In contrast, The Aadhaar Effect is pleasant to read and shows its love for the project. You can easily skip a couple of chapters telling you all about the passion-driven original team - a bunch of technocrats and tech-savvy bureaucrats led by Infosys Co-founder Nandan Nilekani - and the difficulties they faced in putting together a project well before it had any legal mandate. It attempts to project Aadhaar as a technology component, a Lego block that can be used to build solutions across sectors - government, social and business - and the book does it quite convincingly. It also endorses Aadhaar mastermind UIDAI's reliance on private players to develop the technology and work on enrolments in the initial days.

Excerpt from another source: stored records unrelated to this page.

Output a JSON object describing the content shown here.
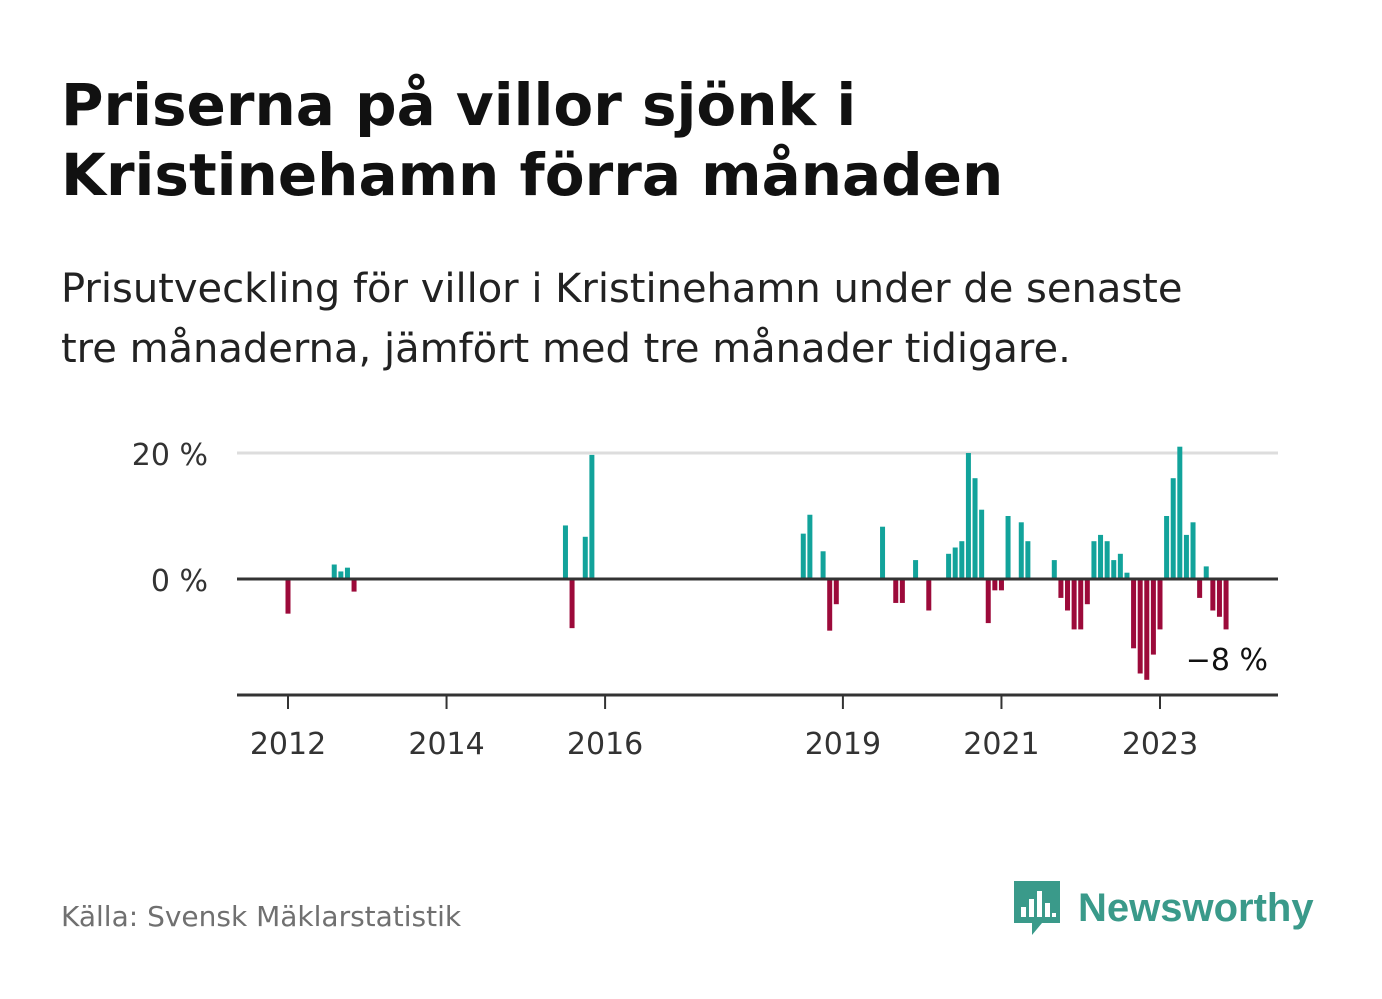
{
  "title_lines": [
    "Priserna på villor sjönk i",
    "Kristinehamn förra månaden"
  ],
  "subtitle_lines": [
    "Prisutveckling för villor i Kristinehamn under de senaste",
    "tre månaderna, jämfört med tre månader tidigare."
  ],
  "source": "Källa: Svensk Mäklarstatistik",
  "brand": {
    "name": "Newsworthy",
    "icon": "bar-chart-speech-bubble-icon",
    "color": "#3a9a8a"
  },
  "colors": {
    "positive": "#12a39b",
    "negative": "#9c0a3a",
    "axis": "#333333",
    "grid": "#dddddd"
  },
  "chart_data": {
    "type": "bar",
    "title": "Priserna på villor sjönk i Kristinehamn förra månaden",
    "ylim": [
      -18,
      21
    ],
    "y_ticks": [
      {
        "value": 0,
        "label": "0 %"
      },
      {
        "value": 20,
        "label": "20 %"
      }
    ],
    "x_ticks": [
      {
        "label": "2012",
        "month_index": 0
      },
      {
        "label": "2014",
        "month_index": 24
      },
      {
        "label": "2016",
        "month_index": 48
      },
      {
        "label": "2019",
        "month_index": 84
      },
      {
        "label": "2021",
        "month_index": 108
      },
      {
        "label": "2023",
        "month_index": 132
      }
    ],
    "x_range_month_index": [
      -7.5,
      150
    ],
    "grid": true,
    "last_value_label": "−8 %",
    "series": [
      {
        "values": [
          [
            0,
            -5.5
          ],
          [
            7,
            2.3
          ],
          [
            8,
            1.2
          ],
          [
            9,
            1.8
          ],
          [
            10,
            -2.0
          ],
          [
            42,
            8.5
          ],
          [
            43,
            -7.8
          ],
          [
            45,
            6.7
          ],
          [
            46,
            19.7
          ],
          [
            78,
            7.2
          ],
          [
            79,
            10.2
          ],
          [
            81,
            4.4
          ],
          [
            82,
            -8.2
          ],
          [
            83,
            -4.0
          ],
          [
            90,
            8.3
          ],
          [
            92,
            -3.8
          ],
          [
            93,
            -3.8
          ],
          [
            95,
            3.0
          ],
          [
            97,
            -5.0
          ],
          [
            100,
            4.0
          ],
          [
            101,
            5.0
          ],
          [
            102,
            6.0
          ],
          [
            103,
            20.0
          ],
          [
            104,
            16.0
          ],
          [
            105,
            11.0
          ],
          [
            106,
            -7.0
          ],
          [
            107,
            -1.8
          ],
          [
            108,
            -1.8
          ],
          [
            109,
            10.0
          ],
          [
            111,
            9.0
          ],
          [
            112,
            6.0
          ],
          [
            116,
            3.0
          ],
          [
            117,
            -3.0
          ],
          [
            118,
            -5.0
          ],
          [
            119,
            -8.0
          ],
          [
            120,
            -8.0
          ],
          [
            121,
            -4.0
          ],
          [
            122,
            6.0
          ],
          [
            123,
            7.0
          ],
          [
            124,
            6.0
          ],
          [
            125,
            3.0
          ],
          [
            126,
            4.0
          ],
          [
            127,
            1.0
          ],
          [
            128,
            -11.0
          ],
          [
            129,
            -15.0
          ],
          [
            130,
            -16.0
          ],
          [
            131,
            -12.0
          ],
          [
            132,
            -8.0
          ],
          [
            133,
            10.0
          ],
          [
            134,
            16.0
          ],
          [
            135,
            21.0
          ],
          [
            136,
            7.0
          ],
          [
            137,
            9.0
          ],
          [
            138,
            -3.0
          ],
          [
            139,
            2.0
          ],
          [
            140,
            -5.0
          ],
          [
            141,
            -6.0
          ],
          [
            142,
            -8.0
          ]
        ]
      }
    ]
  }
}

Next, Aadhaar is placed in the IndiaStack ecosystem where it can impact eKYC, act as a payment bridge, used for e-signing and be a consent layer for sharing personal data to revolutionise the financial services sector. The book quotes a 2017 Morgan Stanley report titled India's Digital Leap to suggest that Aadhaar and related technologies are offering a multitrillion opportunity for businesses. Finally, it does spare some space for naysayers, and at least two contributors to Dissent prominently figure in this book. Khera is mentioned as well as Jean Dreze, an economist of repute who has made India his home. The attempt, however, is to conclude that Aadhaar promises much more than what the 'naysayers' want us to believe. Ramnath and Assisi also provide a list of pain points, with their justification on expected lines. It does cover almost all the points highlighted in Dissent although one will have to go through the naysayers' collection of essays to make an informed decision.
Jamaica's Supreme Court did just that. Its verdict depended heavily on the dissenting note of India's Supreme Court judge D.Y. Chandrachud who was one of the five-judge Bench that handed out the Aadhaar verdict late last year. Dissent's foreword by retired Supreme Court Justice Ajit Prakash Shah also relies heavily on Chandrachud's statement that shows greater sensitivity to issues of privacy and freedom. When the new government takes charge in India or when another country attempts to introduce a digital identity project for its citizens, these books could be handy references for their perspectives and well-researched articulation.